1 eggplant, sliced into 1-inch rounds
Olive oil, for brushing and drizzling
1 Tbsp. za’atar, plus more to taste
1 baguette, halved lengthwise
1 cup arugula, torn into small pieces
½ cup chopped hothouse cucumber
4 oil-packed sun-dried tomatoes, thinly sliced
2 Tbsp. chopped mint
2 Tbsp. thinly sliced preserved lemon (or 1 Tbsp. lemon zest and 1 Tbsp. lemon juice)
1 tsp. cumin
Kosher salt and freshly ground black pepper, to taste
1 cup hummus


• Prepare a grill for high, direct heat, or preheat the broiler. 


• Brush both sides of the eggplant slices with olive oil and sprinkle with the za’atar. Grill the eggplant over direct heat 2 to 3 minutes per side, or broil 3 to 4 minutes per side. Remove from heat and set aside.


• Brush the cut side of the baguette with oil and grill or broil until lightly toasted, about 2 minutes. Remove from heat and cut into 4-inch pieces. 

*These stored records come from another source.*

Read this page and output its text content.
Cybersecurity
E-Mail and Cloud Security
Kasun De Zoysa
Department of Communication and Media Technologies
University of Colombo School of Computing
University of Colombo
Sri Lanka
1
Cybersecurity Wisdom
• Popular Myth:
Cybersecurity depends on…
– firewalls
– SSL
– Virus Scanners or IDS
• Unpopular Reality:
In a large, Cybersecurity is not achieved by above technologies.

• Dice the reserved eggplant into ½-inch pieces. In a large bowl, combine the eggplant with the arugula, cucumber, sun-dried tomatoes, mint, preserved lemon and cumin. Drizzle with additional olive oil and toss well. Season to taste with salt, pepper and additional za’atar. 


• Divide the hummus evenly over the baguette pieces and spoon the eggplant mixture on top. Serve at room temperature.


DIY or Buy
International grocery stores like Jay’s International, Global Foods Market or United Provisions carry these pantry staples, but making your own is easy.


Za’atar 
About ¾ cup


4 Tbsp. sumac
3 Tbsp. dried marjoram
3 Tbsp. dried thyme
2 Tbsp. toasted sesame seeds
½ Tbsp. kosher salt


• Combine all ingredients and store in a sealed container up to 6 months.


Ras el Hanout
About 1/8 cup


1 tsp. cumin
1 tsp. freshly ground black pepper
1 tsp. ground ginger
1 tsp. kosher salt
½ tsp. allspice
½ tsp. cayenne
½ tsp. cinnamon
½ tsp. coriander


• Combine all ingredients and store in a sealed container up to 6 months.


preserved lemon is a simple recipe with a high return on investment. // photo by carmen troesser

Preserved Lemon 
This is a recipe with a very high return on investment. Ridiculously simple to prepare, preserved lemon is the perfect combination of sharp citrus and salt to complement pasta, cheese and soups.
1 quart


4 to 5 lemons
½ cup kosher salt, divided
5 whole peppercorns
1 bay leaf


• Sterilize a 1-quart canning jar or glass container with a tight-fitting lid by washing thoroughly and rinsing with boiling water. 


• Wash the lemons thoroughly and cut ¼ inch off each end. Place the lemons upright on a board and cut so they are almost quartered, but are still connected at one end. 


• Gently spread open the wedges, and sprinkle the lemons inside and out with the salt. 


• One at a time, place the lemons cut side down into the jar, pressing to release the juice. The lemons should be submerged. If there isn’t enough liquid, remove the last lemon and add all its juice to the jar. 


• Add the peppercorns, bay leaf and the remaining salt to the jar, and close the lid. 


• Let the jar sit at room temperature 3 days, turning the jar upside down a couple times each day, then refrigerate 3 weeks, turning the jar upside down on occasion.


• Preserved lemon can be stored, refrigerated, up to 6 months. They will be a slightly firm to a jelly-like texture. To use, rinse under cold water, remove any pulp or seeds, and slice or chop as directed.


Dee Ryan is a longtime contributor to Sauce Magazine.